Pranay Saha, a Mumbai-based graphic designer, would follow the early-to-bed, early-to-rise routine to meet deadlines. Being a night owl though, tackling important tasks in the morning drained him creatively and physically. Productivity faltered. It was only in the second half of the day that he would feel more alive.
While surfing YouTube one day, he learned about chronotypes, which decide the body’s natural preference for rising from bed and sleeping hours. Every individual has a different chronotype influenced by genetic makeup and circadian rhythm. There are four of them, and his was the ‘wolf type’—more productive in the afternoon and evening than morning.
This helped Saha to readjust to his natural rythm by going to bed around 12:30 am and waking at 9 am, with peak productivity periods being 12 noon-4 pm and 7-9 pm. It boosted his creativity, energy and sleep quality, which did wonders for his work.
“Inherently, most children have an early chronotype; it often shifts to a later one in adolescence, then returns to an earlier one in adulthood. Transitioning from one type to another may be difficult unless biologically adjusted with age, which is why it is advisable to identify one’s type and sync routines accordingly,” says Dr Ayushi Shukla, somnologist and psychiatrist at SRV Hospitals, Dombivli, Maharashtra.
Here are the four chronotypes to channel your inner beast.
Comprising about 15 percent of the population, people under this category are early risers and most productive in the first three hours after waking up, when their agility, mental coherence and motivation are the highest. “The Lion likes to maintain a consistent sleep routine and may have difficulty adjusting to night shifts. These go-getters thrive in a structured environment where work, home, leisure and rest are neatly compartmentalised. They are exemplary planners and organisers given their meticulous nature,” says Dr Shukla.
General temperament: Consistent and disciplined, make for good leaders
Chrono hack: Even though these people can work extended hours without feeling the need to stop, short power breaks can help them re-energise.
Known for their half-brain slumber sleeping method, Dolphins keep one hemisphere of their brain awake to remain vigilant. The resultant sleep anxiety prevents them from resting on time and waking up early. But once they are awake, there’s no stopping them. They have a remarkable ability to not just make the most of wakeful hours, but tend to do crucial tasks at night with the same level of focus. Approximately, 10 percent of the population falls under this category. The Dolphins are known for their bursts of energy during mid-morning and late afternoon. “They are agile, proactive, and excel in critical thinking and problem-solving,” says Bengaluru-based Arouba Kabir, mental health counsellor and founder of Enso Wellness, who also specialises in sleep disorders.
General temperament: Sharp-minded, known for their sporadic bursts of productivity, easily distracted due to sleep anxiety
Chrono hack: Strategic napping can go a long way in improving focus without impairing nighttime sleep.
Close to 55 percent of the population falls under the Bear chronotype.

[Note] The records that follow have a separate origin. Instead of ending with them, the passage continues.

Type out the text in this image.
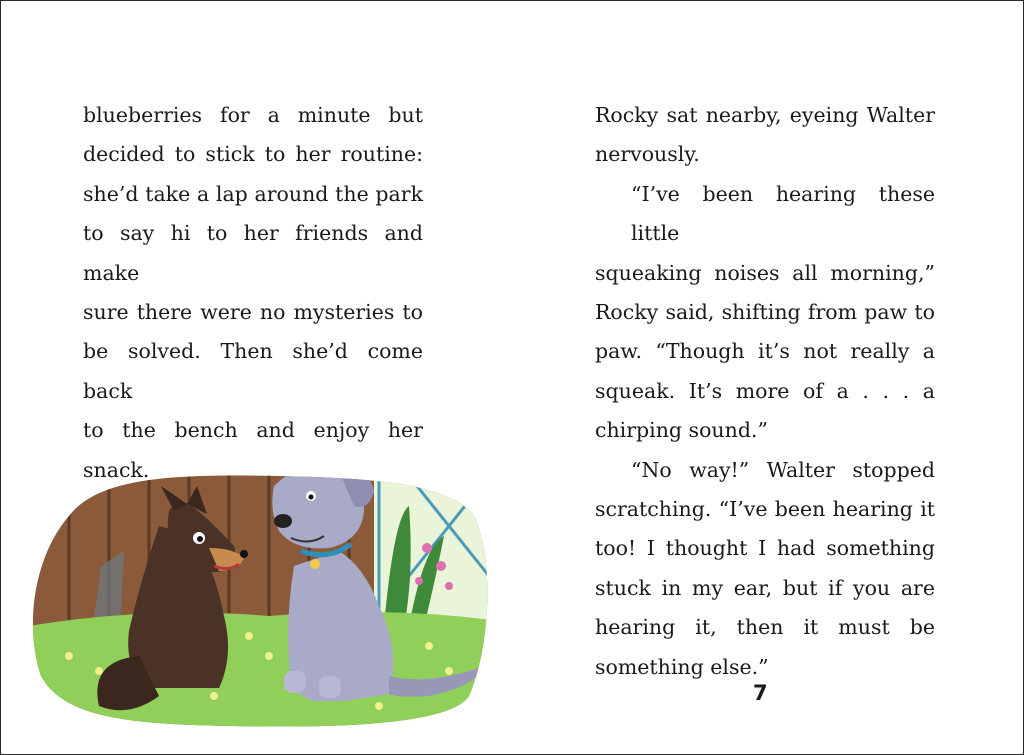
blueberries for a minute but
decided to stick to her routine:
she’d take a lap around the park
to say hi to her friends and make
sure there were no mysteries to
be solved. Then she’d come back
to the bench and enjoy her snack.
Rocky sat nearby, eyeing Walter
nervously.
“I’ve been hearing these little
squeaking noises all morning,”
Rocky said, shifting from paw to
paw. “Though it’s not really a
squeak. It’s more of a . . . a
chirping sound.”
“No way!” Walter stopped
scratching. “I’ve been hearing it
too! I thought I had something
stuck in my ear, but if you are
hearing it, then it must be
something else.”
7
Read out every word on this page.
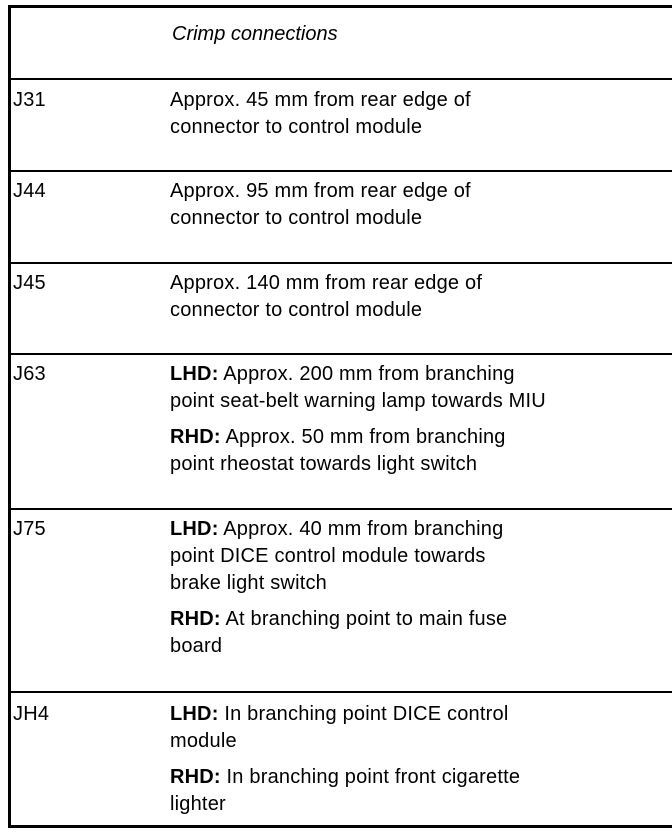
Crimp connections
J31	Approx. 45 mm from rear edge of
connector to control module
J44	Approx. 95 mm from rear edge of
connector to control module
J45	Approx. 140 mm from rear edge of
connector to control module
J63	LHD: Approx. 200 mm from branching
point seat-belt warning lamp towards MIU
RHD: Approx. 50 mm from branching
point rheostat towards light switch
J75	LHD: Approx. 40 mm from branching
point DICE control module towards
brake light switch
RHD: At branching point to main fuse
board
JH4	LHD: In branching point DICE control
module
RHD: In branching point front cigarette
lighter
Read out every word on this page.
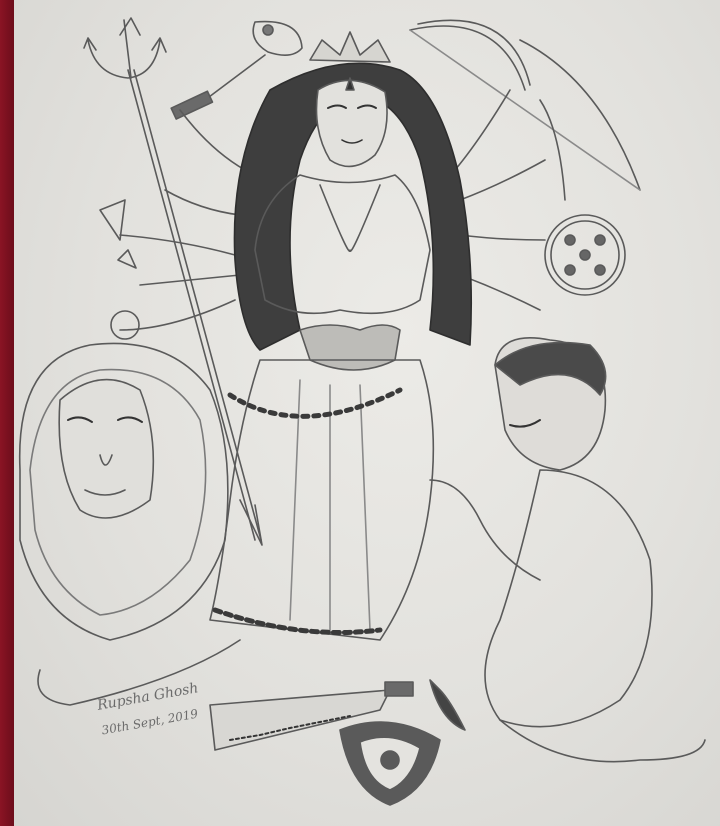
Rupsha Ghosh
30th Sept, 2019
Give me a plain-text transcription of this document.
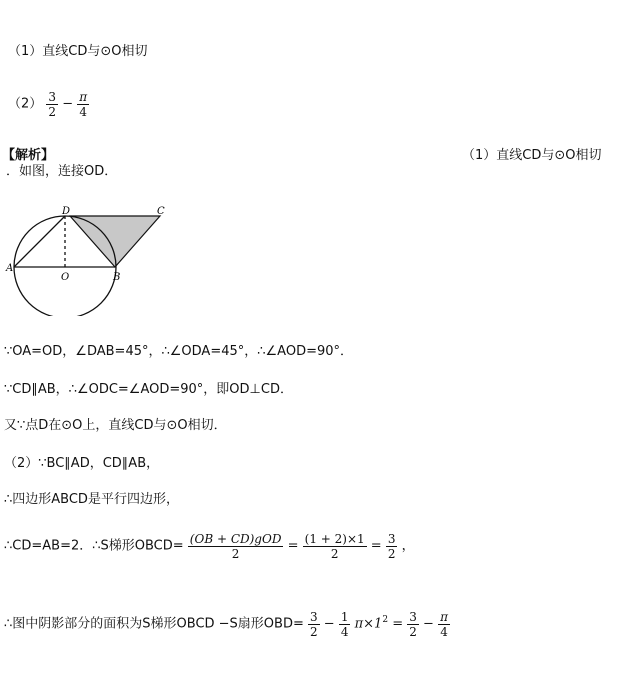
（1）直线CD与⊙O相切
$(2) \frac{3}{2} - \frac{\pi}{4}$
【解析】	（1）直线CD与⊙O相切
．如图，连接OD．
A
O	B
D	C
∵OA=OD，∠DAB=45°，∴∠ODA=45°，∴∠AOD=90°．
∵CD∥AB，∴∠ODC=∠AOD=90°，即OD⊥CD．
又∵点D在⊙O上，直线CD与⊙O相切．
（2）∵BC∥AD，CD∥AB，
∴四边形ABCD是平行四边形，
∴CD=AB=2．∴S梯形OBCD= $\frac{\text{(OB + CD)gOD}}{2} = \frac{(1 + 2)\times 1}{2} = \frac{3}{2}$ ，
∴图中阴影部分的面积为S梯形OBCD −S扇形$OBD= \frac{3}{2} - \frac{1}{4} \pi\times 1^2 = \frac{3}{2} - \frac{\pi}{4}$
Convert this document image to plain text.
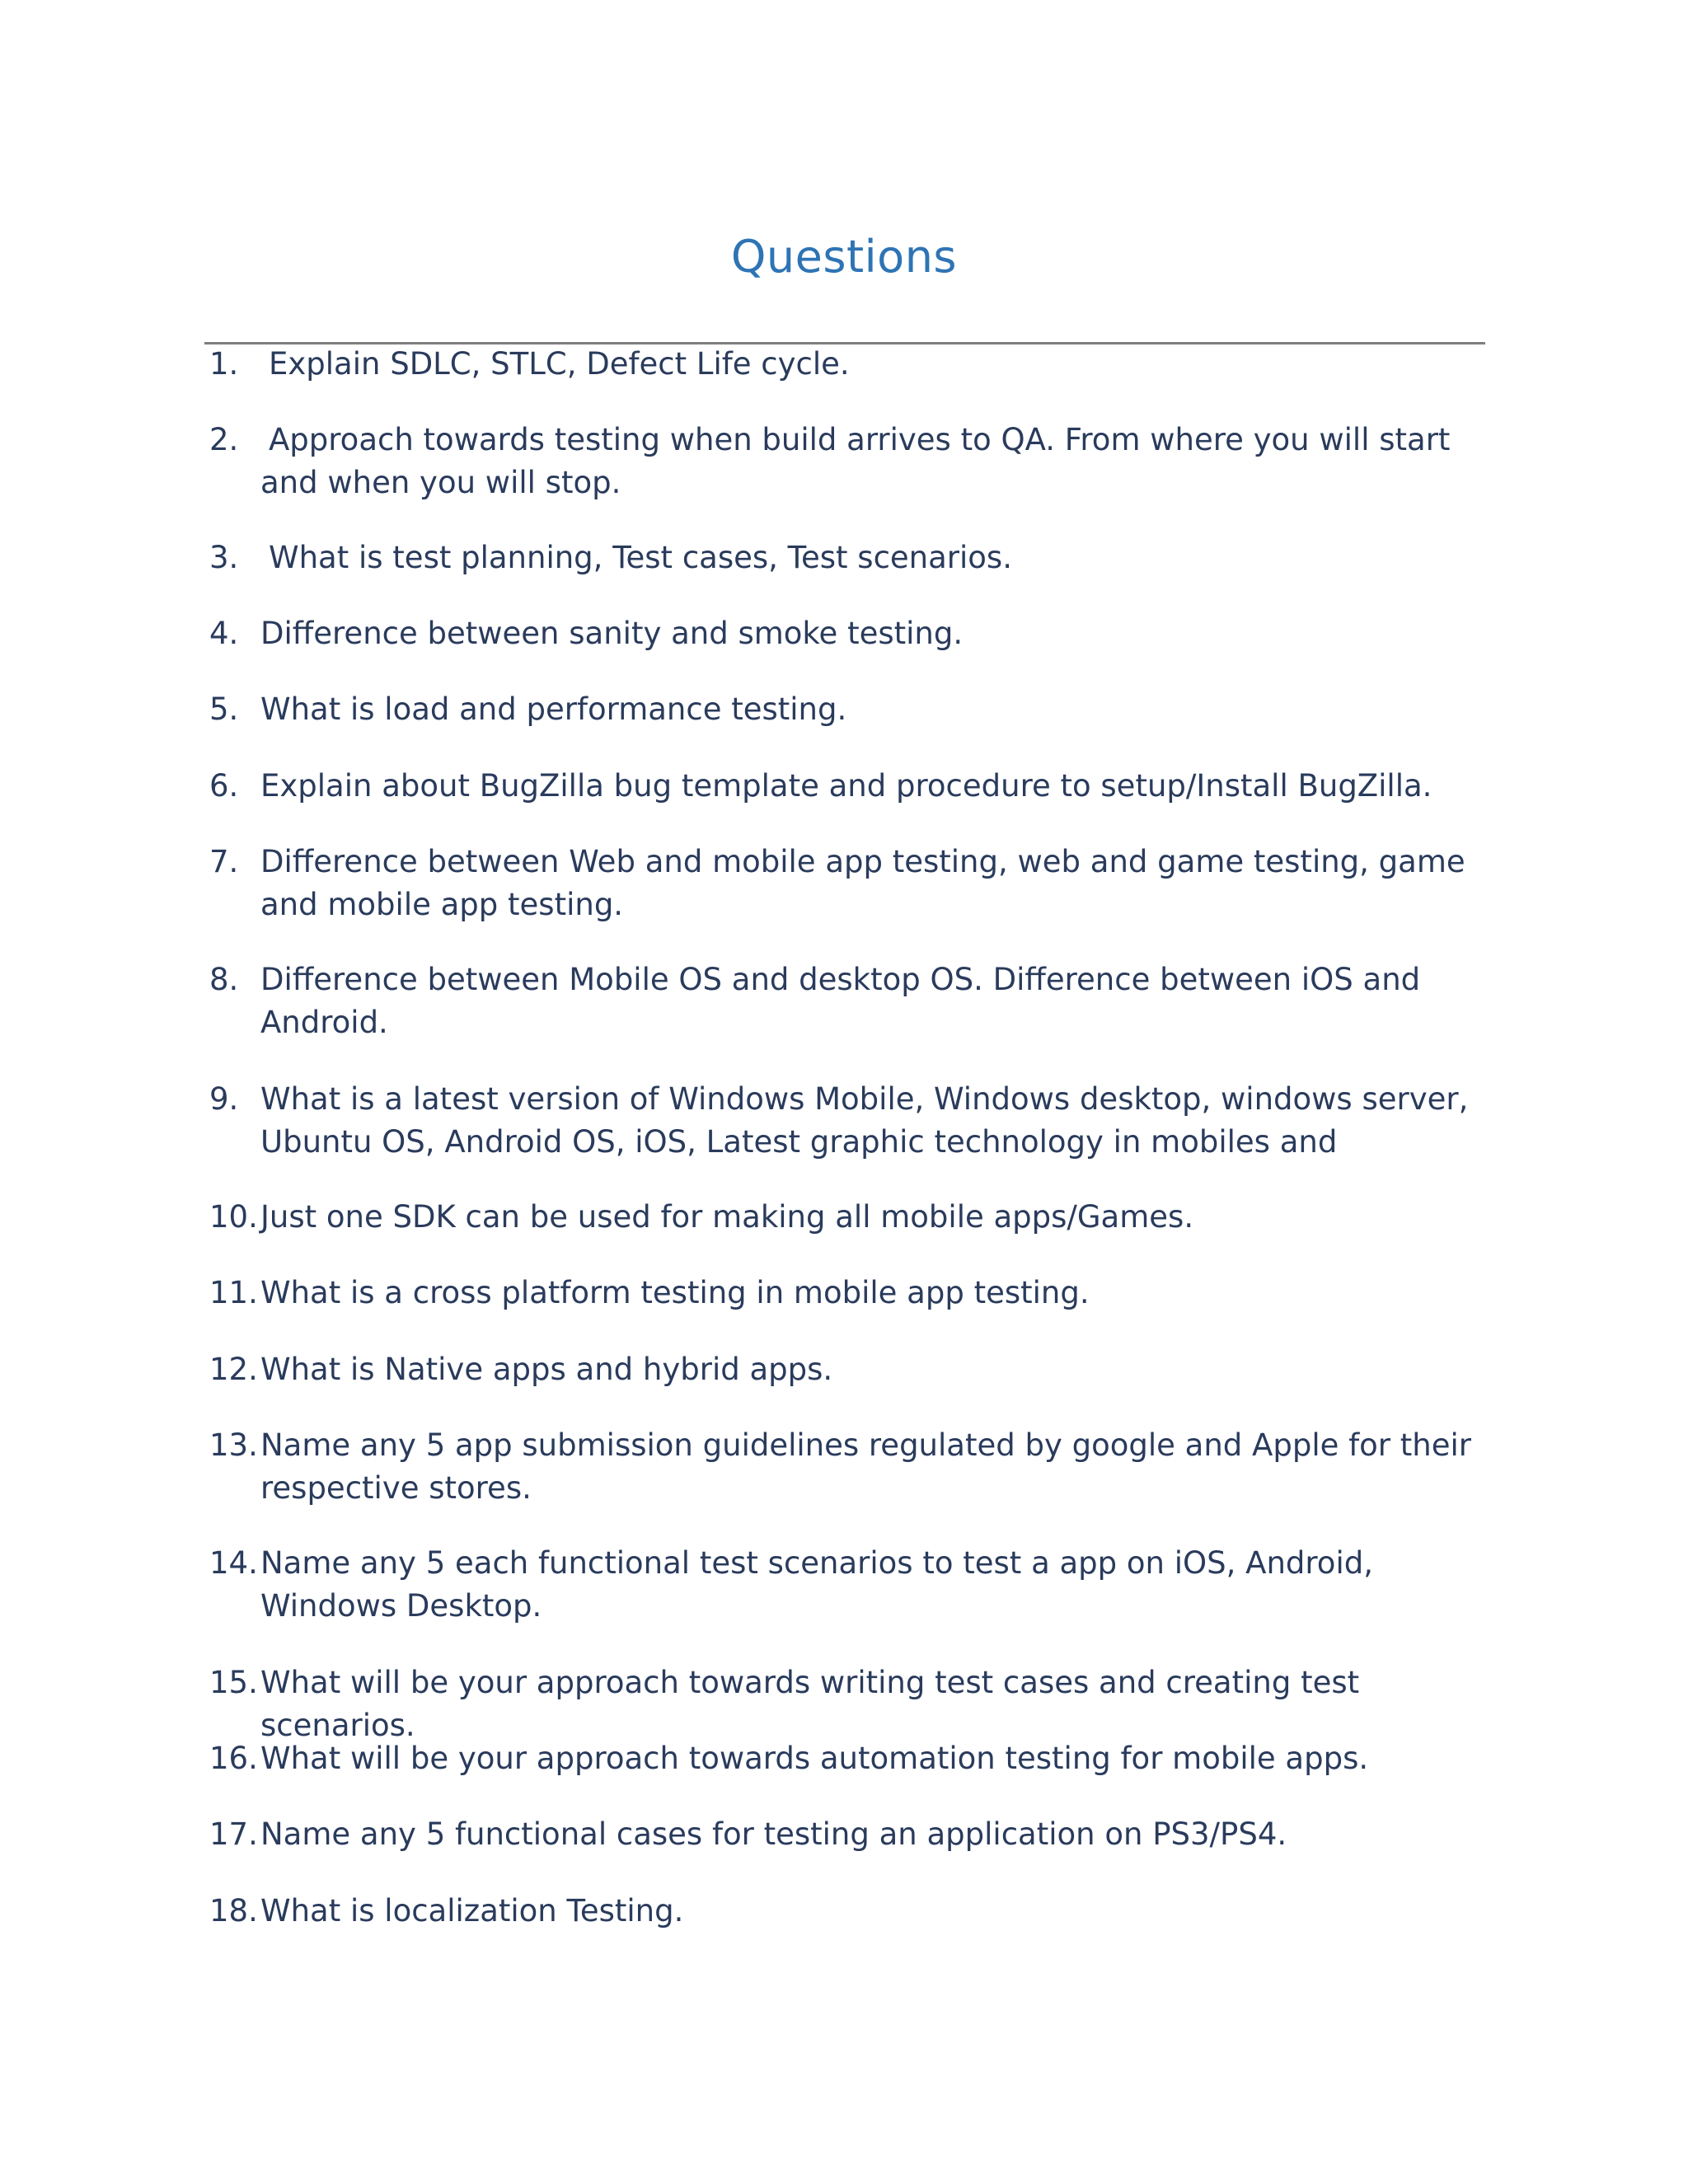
Questions
1. Explain SDLC, STLC, Defect Life cycle.
2. Approach towards testing when build arrives to QA. From where you will start and when you will stop.
3. What is test planning, Test cases, Test scenarios.
4. Difference between sanity and smoke testing.
5. What is load and performance testing.
6. Explain about BugZilla bug template and procedure to setup/Install BugZilla.
7. Difference between Web and mobile app testing, web and game testing, game and mobile app testing.
8. Difference between Mobile OS and desktop OS. Difference between iOS and Android.
9. What is a latest version of Windows Mobile, Windows desktop, windows server, Ubuntu OS, Android OS, iOS, Latest graphic technology in mobiles and
10. Just one SDK can be used for making all mobile apps/Games.
11. What is a cross platform testing in mobile app testing.
12. What is Native apps and hybrid apps.
13. Name any 5 app submission guidelines regulated by google and Apple for their respective stores.
14. Name any 5 each functional test scenarios to test a app on iOS, Android, Windows Desktop.
15. What will be your approach towards writing test cases and creating test scenarios.
16. What will be your approach towards automation testing for mobile apps.
17. Name any 5 functional cases for testing an application on PS3/PS4.
18. What is localization Testing.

For them, quality sleep is important, especially one aligned with the conventional light-dark cycle. “For these high-energy extroverts, a good night’s sleep enables them to make their waking hours productive. They don’t have difficulty waking up early and their peak cognitive period starts as early as 30 minutes after leaving bed, lasting until noon. It is only post-lunch that the Bear experiences a slump, usually between 2 to 4 pm, when drowsiness takes over.
A quick nap or an express workout can help with it,” says Dr Shukla.
General temperament: Outgoing, enthusiastic, a strong preference for consistent routines.
Chrono hack: Creating a comfortable sleep environment to be able to fulfil the seven- to nine-hour restorative sleep requirement will be helpful.
Contrary to conventional sleep cycles, the wolf prefers to wake up late and make the most of the afternoon or evening hours. “They require more sleep than others and often need a strong jolt to push them out of slumber in the morning. This is a function of their genetic variation related to the PER3 gene that delays the sleep phase. They can also be sensitive to artificial light that further impacts their circadian rhythms,” says Kabir. Comprising 20 percent of the population, this segment is known for their creative aptitude, but can also be quite impulsive.
General temperament: Insightful, non-conformist, risk-takers
Chrono hack: Make sure not to skip breakfast as it can affect the sense of inertia and stupor. The meal provides essential energy to combat sluggishness. Consider scheduling important meetings and discussions for the latter part of the day.